Subjected to imagined humiliations at the hands of Middle
Easterners - figures so outside known cultural limits that they
have only just barely achieved the rank of stereotype - the
audience, having given itself over to the hero, finds it can now
subject the villain to instant, guiltless retribution. The
response to this sequence in a movie theater was overwhelming.
The hero's bravura, his ability to dispatch enemies without
himself getting seriously hurt, assured the viewer an instant and
untroubling gratification. Reaganism had its first explicit
filmic representation."
I loved Raiders of the Lost Ark, and it is questionable how much Kolker is really reading into this - but can I point out how influential that scene has been in film making in general. If there is one scene that I think affected action and introduced humour into such previously elaborate fights - this scene was it (I would rank it as one of the best scenes in cinema). But the stereotype of the Arab has remained in films post Raiders (1983). Not one film has even tried to deal with the stereotype significantly - and Raiders of the Lost Ark in spite of it being intended only as a escapist tale - has had a major influence on Arab portrayals. Even The Siege reverted to arab stereotyping. However, the Mummy takes all of the humour of Indiana and makes it worse. The subtelty is gone and instead a big blob of crap is placed instead. Whereas the arabs were implicitly rebuked in Indiana, they are now turned into full slaves of the Mummy's power - totally brainwashed by his spell (the good arab characters again are more ancient gate keepers than true arabs - they are friends more with the old and wise english librarian than with the arab people). And when you read Kolker's quote - so much of it applies to the Mummy - but it is in no context - there is no ingenuity, no subtext, no subtelty. Audiences who don't watch too many action/adventure films might be fooled - but in the end, this winking and amplification of themes we have seen over and over again over the last ten years DOES NOT absolve the film makers for sticking to those stereotypes.

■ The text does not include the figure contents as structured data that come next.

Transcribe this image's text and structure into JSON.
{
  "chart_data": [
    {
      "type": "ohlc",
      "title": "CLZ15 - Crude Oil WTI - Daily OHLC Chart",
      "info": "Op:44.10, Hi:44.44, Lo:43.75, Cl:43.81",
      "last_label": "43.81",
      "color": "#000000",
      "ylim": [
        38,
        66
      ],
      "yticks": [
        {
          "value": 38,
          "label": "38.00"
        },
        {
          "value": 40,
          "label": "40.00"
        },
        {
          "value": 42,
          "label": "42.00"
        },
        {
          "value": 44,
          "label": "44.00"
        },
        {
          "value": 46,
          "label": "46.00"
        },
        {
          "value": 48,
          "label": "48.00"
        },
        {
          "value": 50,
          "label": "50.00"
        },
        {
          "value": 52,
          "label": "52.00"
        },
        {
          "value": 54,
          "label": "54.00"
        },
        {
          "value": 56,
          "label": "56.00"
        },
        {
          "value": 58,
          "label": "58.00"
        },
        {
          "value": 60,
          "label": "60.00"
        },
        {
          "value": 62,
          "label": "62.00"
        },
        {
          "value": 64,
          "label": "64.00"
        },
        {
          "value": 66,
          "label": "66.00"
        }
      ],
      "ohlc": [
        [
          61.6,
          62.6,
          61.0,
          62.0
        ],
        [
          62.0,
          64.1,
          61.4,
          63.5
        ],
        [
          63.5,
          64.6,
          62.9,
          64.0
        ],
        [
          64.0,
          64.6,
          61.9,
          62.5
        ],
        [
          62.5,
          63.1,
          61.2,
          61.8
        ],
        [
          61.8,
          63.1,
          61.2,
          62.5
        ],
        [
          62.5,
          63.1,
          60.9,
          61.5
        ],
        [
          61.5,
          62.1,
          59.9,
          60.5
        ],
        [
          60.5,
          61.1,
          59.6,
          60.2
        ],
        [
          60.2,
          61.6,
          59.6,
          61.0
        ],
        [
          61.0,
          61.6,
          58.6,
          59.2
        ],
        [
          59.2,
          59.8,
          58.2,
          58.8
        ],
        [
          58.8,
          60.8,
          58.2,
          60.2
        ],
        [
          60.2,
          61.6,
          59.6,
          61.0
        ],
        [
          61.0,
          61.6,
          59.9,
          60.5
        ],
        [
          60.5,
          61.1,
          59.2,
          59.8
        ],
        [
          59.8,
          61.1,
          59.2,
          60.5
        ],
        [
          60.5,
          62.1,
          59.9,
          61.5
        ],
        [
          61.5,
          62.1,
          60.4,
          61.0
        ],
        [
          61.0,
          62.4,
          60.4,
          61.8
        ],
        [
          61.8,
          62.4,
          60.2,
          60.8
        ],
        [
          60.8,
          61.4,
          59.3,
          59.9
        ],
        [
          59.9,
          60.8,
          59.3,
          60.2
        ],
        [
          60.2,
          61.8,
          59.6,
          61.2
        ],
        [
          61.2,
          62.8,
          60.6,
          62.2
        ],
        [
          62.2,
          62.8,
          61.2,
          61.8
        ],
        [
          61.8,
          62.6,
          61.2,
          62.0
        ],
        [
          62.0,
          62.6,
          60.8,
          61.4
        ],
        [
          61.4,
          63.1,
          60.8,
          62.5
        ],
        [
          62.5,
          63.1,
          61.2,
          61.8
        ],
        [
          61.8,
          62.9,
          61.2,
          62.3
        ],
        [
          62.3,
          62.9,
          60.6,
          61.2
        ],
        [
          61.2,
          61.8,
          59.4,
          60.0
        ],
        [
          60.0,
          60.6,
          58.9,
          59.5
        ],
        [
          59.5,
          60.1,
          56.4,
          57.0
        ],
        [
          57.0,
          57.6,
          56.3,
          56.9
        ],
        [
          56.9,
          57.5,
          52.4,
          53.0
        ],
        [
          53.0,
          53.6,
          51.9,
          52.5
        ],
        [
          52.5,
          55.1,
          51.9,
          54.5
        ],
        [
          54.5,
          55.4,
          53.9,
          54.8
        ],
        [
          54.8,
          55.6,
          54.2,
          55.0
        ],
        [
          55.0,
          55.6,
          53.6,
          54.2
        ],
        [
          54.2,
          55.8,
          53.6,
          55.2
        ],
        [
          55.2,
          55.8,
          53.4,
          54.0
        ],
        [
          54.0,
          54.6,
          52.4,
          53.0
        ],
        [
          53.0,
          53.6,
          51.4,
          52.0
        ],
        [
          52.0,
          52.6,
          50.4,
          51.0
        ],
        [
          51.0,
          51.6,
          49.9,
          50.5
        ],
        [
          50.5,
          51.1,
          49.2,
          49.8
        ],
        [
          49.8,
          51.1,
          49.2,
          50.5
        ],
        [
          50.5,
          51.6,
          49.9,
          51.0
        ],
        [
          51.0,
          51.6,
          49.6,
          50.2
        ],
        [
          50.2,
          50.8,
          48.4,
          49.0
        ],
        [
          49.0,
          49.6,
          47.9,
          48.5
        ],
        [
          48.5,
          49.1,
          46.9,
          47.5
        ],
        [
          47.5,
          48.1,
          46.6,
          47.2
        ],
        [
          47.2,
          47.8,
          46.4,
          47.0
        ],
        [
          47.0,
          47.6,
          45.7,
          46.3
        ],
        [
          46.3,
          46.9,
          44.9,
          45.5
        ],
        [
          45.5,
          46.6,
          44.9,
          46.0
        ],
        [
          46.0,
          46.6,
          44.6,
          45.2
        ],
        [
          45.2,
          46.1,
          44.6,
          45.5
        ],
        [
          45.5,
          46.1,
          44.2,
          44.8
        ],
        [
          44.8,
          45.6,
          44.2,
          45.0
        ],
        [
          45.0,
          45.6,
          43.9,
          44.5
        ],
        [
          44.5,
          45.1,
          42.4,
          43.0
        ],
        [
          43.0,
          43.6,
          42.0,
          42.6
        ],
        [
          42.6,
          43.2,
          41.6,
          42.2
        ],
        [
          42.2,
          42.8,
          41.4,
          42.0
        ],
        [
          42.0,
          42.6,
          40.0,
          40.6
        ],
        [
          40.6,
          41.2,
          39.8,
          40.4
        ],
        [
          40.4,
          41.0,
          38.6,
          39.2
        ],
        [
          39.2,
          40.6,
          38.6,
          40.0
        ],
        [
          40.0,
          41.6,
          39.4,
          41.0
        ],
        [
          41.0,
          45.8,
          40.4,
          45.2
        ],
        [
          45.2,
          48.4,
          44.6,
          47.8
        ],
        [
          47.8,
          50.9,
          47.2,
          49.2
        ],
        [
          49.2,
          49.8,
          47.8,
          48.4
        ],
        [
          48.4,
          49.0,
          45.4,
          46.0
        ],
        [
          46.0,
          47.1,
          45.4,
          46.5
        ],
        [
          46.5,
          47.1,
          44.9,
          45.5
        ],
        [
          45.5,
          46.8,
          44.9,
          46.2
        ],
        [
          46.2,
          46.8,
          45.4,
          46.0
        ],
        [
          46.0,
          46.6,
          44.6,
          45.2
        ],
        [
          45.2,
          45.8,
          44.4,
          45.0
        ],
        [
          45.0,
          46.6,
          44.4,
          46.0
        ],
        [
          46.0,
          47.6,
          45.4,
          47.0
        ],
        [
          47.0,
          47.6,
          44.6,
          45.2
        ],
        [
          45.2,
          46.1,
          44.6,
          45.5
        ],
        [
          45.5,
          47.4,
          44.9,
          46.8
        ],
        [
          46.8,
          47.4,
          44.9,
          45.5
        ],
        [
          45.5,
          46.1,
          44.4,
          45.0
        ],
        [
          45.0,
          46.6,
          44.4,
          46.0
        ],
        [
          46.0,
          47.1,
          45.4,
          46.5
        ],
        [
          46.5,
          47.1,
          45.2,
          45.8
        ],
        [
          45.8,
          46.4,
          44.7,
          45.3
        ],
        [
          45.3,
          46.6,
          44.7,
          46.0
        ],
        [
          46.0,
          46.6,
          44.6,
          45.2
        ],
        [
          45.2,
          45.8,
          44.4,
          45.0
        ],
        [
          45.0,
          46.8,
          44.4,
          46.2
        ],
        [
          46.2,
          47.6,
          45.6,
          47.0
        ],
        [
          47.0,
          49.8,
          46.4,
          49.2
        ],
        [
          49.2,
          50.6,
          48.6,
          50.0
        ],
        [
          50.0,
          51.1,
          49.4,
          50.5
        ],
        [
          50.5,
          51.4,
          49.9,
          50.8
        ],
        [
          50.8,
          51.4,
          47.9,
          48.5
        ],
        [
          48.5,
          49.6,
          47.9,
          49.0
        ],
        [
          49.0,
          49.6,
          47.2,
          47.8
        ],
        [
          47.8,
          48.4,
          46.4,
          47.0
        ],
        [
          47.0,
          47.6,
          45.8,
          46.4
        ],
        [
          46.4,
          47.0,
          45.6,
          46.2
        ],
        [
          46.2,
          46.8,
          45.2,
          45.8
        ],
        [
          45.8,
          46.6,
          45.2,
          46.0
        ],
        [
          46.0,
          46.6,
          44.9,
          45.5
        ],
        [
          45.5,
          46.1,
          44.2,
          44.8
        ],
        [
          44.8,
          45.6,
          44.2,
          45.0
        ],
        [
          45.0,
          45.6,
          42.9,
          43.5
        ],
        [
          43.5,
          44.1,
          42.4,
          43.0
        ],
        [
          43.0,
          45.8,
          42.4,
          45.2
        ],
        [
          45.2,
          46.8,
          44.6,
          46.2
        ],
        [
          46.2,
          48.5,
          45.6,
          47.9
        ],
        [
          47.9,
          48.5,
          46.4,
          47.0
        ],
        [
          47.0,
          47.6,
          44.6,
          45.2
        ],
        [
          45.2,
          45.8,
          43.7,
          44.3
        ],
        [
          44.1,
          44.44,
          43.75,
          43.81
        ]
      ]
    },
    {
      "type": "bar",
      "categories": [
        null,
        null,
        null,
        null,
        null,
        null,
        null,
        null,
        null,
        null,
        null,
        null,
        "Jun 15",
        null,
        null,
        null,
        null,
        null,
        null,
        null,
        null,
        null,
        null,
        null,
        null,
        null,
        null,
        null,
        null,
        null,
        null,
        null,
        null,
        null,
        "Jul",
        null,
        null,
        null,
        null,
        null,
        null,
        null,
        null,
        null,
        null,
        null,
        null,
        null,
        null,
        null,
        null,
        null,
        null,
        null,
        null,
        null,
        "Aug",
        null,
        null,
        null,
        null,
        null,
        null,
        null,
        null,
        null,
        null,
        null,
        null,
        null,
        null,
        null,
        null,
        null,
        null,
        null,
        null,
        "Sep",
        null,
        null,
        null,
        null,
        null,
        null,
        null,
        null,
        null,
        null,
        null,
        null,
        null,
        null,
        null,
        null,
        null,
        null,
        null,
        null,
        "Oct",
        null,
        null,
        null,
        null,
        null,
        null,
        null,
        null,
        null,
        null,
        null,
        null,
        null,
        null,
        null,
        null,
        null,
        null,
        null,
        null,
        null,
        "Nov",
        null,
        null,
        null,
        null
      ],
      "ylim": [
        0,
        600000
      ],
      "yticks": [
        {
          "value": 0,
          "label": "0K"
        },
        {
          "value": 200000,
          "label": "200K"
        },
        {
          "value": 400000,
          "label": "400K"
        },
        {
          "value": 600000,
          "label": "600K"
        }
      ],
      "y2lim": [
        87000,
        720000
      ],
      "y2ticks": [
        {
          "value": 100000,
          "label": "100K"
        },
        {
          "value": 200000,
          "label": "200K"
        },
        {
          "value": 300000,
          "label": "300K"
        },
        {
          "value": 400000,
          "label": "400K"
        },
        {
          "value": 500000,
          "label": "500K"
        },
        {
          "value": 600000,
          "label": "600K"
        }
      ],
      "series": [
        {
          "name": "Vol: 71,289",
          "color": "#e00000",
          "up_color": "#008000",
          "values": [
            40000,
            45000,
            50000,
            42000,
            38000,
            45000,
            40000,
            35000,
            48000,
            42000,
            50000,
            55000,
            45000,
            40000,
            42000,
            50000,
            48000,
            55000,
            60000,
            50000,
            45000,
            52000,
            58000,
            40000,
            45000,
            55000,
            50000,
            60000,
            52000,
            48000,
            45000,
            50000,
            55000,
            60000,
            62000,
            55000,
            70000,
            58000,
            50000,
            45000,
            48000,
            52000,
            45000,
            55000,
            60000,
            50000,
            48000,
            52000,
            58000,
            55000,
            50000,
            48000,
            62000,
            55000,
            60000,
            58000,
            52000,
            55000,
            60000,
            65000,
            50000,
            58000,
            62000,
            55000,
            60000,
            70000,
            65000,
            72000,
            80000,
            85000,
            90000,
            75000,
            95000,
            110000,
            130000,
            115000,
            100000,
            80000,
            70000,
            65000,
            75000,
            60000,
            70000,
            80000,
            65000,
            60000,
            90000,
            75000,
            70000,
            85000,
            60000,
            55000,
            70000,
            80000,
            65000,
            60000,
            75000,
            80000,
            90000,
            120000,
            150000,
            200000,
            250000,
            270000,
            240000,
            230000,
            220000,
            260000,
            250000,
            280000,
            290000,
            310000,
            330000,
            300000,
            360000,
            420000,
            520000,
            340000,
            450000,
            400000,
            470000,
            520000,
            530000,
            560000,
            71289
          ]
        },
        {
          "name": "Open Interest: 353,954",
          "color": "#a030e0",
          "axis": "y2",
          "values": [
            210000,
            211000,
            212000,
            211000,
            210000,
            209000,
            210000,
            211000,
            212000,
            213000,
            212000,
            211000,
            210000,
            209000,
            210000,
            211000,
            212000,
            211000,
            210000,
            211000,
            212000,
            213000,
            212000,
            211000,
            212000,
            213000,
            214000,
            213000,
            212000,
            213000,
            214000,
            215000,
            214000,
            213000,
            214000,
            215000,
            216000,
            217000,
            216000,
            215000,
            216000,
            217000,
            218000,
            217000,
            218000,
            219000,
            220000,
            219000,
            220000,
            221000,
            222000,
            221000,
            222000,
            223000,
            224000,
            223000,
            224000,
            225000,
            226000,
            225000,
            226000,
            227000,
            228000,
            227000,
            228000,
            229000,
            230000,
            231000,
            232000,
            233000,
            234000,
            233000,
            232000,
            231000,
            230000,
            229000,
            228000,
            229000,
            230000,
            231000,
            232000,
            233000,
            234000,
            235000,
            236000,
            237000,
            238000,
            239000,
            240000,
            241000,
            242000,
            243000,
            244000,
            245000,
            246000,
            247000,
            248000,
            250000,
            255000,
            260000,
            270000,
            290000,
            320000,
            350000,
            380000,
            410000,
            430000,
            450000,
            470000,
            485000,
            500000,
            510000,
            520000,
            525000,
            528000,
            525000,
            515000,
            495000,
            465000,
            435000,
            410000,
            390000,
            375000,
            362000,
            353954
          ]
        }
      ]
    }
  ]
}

The Mummy has been exposed therefore as a film that knows the stereotypes, makes no attempts to atleast change some of them, but then has a bet both ways by acknowledging how bad, how stereotypical, how cliched it is. Successful films either go with the story - and don't become very self conscious OR they invert the standard. The Mummy is an adequate film - sure it has laughs - but I bet an Indian Jones re release could make as much money. After all, the Jones trilogy is better shot, better acted, better scripted and at least has some sort of context and depth beyond its apparrent shallow experience.